The next step is the central nerve of this tutorial. This is where we are going to quantize the model using Auto Smoothquant. Note that autosmoothquant is specified as the algorithm for the function get_config.

def quantize_model_pipeline(
    model: PreTrainedModel,
    calib_dataloader: DataLoader,
) -> PreTrainedModel:
    # Load custom Auto Smoothquant config
    custom_autosmoothquant_config = load_quant_algo_config_from_file("custom_autosmoothquant_config.json")
    # If you don’t need a custom Auto Smoothquant config, you can omit it and use the default configuration.
    template = LLMTemplate(
        model_type=model.config.model_type,
        exclude_layers_name=["lm_head"],
        autosmoothquant_config=custom_autosmoothquant_config,
    )
    quant_config = template.get_config(scheme="uint4_wo_128", algorithm=["autosmoothquant"])

    quantizer = ModelQuantizer(quant_config, multi_device=True)
    quantized_model: PreTrainedModel = quantizer.quantize_model(model, calib_dataloader)

    print("[INFO] Export Quant Model.")
    export_safetensors(model=quantized_model, output_dir="./")
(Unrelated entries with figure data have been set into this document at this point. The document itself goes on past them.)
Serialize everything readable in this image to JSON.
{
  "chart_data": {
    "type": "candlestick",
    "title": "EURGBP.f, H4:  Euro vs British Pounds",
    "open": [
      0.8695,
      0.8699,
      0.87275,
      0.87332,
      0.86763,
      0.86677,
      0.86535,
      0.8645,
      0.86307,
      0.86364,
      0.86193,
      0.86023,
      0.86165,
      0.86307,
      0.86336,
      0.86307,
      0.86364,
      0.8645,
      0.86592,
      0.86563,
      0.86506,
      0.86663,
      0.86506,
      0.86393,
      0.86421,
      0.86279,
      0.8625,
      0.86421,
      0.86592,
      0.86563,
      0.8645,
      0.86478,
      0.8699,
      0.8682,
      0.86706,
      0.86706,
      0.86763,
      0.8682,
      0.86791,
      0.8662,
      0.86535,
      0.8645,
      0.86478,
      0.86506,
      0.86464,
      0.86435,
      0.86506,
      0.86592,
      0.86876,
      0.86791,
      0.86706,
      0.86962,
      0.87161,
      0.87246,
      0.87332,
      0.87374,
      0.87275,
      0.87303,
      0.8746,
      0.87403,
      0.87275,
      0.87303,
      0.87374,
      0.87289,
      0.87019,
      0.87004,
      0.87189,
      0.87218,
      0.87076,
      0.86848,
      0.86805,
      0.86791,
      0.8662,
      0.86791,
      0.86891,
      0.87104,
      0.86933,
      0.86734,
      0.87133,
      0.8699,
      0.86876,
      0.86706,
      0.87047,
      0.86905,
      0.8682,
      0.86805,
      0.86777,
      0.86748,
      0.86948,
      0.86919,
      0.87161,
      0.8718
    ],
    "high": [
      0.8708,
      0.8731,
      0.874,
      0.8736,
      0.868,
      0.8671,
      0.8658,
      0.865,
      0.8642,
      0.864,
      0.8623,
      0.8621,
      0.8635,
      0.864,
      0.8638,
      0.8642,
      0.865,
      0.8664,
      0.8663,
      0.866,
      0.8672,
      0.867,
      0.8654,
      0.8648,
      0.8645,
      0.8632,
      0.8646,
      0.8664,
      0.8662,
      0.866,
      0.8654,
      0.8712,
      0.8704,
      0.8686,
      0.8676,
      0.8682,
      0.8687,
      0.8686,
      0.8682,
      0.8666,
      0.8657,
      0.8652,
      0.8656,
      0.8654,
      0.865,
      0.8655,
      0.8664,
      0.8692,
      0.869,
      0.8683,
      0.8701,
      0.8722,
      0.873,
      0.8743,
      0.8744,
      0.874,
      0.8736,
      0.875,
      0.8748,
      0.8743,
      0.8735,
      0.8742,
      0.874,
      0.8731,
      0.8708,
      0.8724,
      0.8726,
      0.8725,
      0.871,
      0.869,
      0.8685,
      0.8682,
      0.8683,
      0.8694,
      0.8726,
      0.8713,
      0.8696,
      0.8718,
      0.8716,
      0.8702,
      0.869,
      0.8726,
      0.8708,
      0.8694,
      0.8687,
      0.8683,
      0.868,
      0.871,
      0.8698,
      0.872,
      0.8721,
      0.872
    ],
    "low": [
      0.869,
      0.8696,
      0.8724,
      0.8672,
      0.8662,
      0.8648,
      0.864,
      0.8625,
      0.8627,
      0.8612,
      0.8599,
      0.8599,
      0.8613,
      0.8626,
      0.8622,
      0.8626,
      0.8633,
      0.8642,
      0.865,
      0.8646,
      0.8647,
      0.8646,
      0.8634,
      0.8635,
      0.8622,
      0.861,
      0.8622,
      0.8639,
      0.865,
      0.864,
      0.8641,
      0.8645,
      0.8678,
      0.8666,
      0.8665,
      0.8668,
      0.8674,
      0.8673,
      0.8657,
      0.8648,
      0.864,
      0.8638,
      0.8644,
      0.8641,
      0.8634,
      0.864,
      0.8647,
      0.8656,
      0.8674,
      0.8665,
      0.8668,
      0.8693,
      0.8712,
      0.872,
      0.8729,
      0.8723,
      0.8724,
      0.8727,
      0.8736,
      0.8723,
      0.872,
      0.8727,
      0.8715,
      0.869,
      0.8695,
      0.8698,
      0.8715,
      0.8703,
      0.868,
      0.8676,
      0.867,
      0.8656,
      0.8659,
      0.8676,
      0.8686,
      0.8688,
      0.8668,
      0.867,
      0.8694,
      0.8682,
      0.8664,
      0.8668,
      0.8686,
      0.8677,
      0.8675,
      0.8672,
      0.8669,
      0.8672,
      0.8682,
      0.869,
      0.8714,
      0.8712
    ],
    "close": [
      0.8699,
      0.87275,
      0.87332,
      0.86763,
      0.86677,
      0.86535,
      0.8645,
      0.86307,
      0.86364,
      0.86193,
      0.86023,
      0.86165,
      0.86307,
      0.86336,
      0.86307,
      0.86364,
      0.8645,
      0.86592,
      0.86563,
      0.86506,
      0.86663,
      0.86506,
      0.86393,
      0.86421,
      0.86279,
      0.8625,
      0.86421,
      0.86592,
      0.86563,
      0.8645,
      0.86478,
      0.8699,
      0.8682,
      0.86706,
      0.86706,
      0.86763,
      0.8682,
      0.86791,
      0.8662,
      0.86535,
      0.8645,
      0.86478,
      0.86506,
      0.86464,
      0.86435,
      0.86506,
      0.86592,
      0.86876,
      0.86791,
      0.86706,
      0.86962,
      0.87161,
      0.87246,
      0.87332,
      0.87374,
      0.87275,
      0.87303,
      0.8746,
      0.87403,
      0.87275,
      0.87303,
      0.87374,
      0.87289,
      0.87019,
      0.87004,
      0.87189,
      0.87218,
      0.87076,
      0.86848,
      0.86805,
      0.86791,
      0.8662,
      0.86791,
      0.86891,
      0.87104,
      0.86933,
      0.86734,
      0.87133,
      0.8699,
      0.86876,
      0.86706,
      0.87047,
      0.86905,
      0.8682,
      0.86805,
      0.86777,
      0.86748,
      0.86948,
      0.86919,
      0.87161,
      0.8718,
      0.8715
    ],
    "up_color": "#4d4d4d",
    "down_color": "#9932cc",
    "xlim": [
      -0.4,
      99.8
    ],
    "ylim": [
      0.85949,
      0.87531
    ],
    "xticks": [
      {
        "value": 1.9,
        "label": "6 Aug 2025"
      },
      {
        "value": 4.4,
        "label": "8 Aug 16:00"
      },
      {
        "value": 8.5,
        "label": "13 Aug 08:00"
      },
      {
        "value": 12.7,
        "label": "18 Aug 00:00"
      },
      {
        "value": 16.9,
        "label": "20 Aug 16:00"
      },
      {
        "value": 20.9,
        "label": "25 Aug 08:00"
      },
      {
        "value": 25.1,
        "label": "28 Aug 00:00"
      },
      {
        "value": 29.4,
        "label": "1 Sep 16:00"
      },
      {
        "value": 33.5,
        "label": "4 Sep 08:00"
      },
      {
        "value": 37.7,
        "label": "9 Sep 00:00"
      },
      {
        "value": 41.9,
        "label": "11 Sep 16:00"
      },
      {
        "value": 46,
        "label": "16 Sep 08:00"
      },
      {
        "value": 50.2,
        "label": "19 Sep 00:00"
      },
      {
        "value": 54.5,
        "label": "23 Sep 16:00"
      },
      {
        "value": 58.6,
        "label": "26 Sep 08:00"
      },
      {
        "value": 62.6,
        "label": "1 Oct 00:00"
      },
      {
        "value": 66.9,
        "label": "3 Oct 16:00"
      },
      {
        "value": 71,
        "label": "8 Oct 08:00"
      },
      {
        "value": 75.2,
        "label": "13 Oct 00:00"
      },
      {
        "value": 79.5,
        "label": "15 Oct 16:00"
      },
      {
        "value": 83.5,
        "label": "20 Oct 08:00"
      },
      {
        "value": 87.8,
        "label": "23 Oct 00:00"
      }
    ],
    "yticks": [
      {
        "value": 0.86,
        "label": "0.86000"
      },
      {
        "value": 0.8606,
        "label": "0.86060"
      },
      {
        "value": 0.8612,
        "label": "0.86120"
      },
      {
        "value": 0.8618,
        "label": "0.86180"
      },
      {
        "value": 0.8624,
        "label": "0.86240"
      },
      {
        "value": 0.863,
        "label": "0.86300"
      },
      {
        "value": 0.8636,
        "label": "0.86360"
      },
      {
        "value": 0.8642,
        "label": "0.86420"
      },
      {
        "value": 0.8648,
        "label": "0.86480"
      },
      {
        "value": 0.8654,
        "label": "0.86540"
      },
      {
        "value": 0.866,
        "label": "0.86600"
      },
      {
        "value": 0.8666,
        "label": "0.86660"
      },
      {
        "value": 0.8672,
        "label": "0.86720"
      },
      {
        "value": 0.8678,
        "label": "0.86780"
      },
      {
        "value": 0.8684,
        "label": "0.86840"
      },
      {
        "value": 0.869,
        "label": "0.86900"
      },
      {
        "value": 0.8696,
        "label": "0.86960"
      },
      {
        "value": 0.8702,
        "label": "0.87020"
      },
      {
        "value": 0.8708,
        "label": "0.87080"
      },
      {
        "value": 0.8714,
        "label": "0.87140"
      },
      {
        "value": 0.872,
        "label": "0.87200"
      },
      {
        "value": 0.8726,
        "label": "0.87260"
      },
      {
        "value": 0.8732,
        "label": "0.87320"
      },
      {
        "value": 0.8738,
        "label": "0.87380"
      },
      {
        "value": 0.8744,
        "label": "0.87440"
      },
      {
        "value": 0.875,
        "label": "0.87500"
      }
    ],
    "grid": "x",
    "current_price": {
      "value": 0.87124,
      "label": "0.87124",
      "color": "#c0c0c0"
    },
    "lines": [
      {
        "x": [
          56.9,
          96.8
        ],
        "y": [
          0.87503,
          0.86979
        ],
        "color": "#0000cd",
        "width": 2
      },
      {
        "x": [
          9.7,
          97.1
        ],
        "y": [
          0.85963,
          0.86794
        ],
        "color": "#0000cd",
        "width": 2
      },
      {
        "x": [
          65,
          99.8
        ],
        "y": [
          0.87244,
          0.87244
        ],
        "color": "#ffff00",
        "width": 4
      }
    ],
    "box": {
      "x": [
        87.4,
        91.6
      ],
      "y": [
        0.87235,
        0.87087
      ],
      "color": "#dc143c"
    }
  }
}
    return quantized_model

The following block creates an evaluation function so that we can see how our quantized model performs:

@torch.no_grad()
def ppl_eval(
    model: PreTrainedModel,
    tokenizer: PreTrainedTokenizer,
    device: str | None,
) -> torch.Tensor:
    testdata = load_dataset("wikitext", "wikitext-2-raw-v1", split="test")
    testenc = tokenizer("\n\n".join(testdata["text"]), return_tensors="pt").input_ids.to(device)

    seqlen_for_eval = 2048
    nsamples = testenc.numel() // seqlen_for_eval
    nlls: list[torch.Tensor] = []

    for i in tqdm(range(nsamples)):
        batch = testenc[:, i * seqlen_for_eval : (i + 1) * seqlen_for_eval]
        lm_logits = model(batch)["logits"]

        shift_logits = lm_logits[:, :-1, :].contiguous()
        shift_labels = batch[:, 1:]

        loss = torch.nn.CrossEntropyLoss()(
            shift_logits.view(-1, shift_logits.size(-1)),
            shift_labels.view(-1),
        )
        nlls.append(loss.float() * seqlen_for_eval)

    ppl = torch.exp(torch.stack(nlls).sum() / (nsamples * seqlen_for_eval))
    return ppl

Now that all the blocks are created, let’s put everything together and see AMD Quark in action!

def run_quark_example() -> None:
    model_id = "Qwen/Qwen2.5-0.5B"
    batch_size, seq_len = 4, 512
    device = torch.device("cuda" if torch.cuda.is_available() else "cpu")

    print(f"[INFO] Loading model: {model_id}")
    model = get_model(model_id, device)
    tokenizer = get_tokenizer(model_id, max_seq_len=seq_len)
    calib_dataloader = get_dataloader(tokenizer, batch_size, device, seq_len)

    print("[INFO] Starting quantization...")
    quantized_model = quantize_model_pipeline(model, calib_dataloader)
    print("[INFO] Quantization complete.")

    print("[INFO] Simple test PPL with wikitext-2.")
    ppl = ppl_eval(quantized_model, tokenizer, device)
    print(f"[INFO] Perplexity: {ppl.item():.4f}")


if __name__ == "__main__":
    with torch.no_grad():
        run_quark_example()

As you may have noticed, after the quantization using Auto Smoothquant, the perplexity is around 14.85, which is a great result!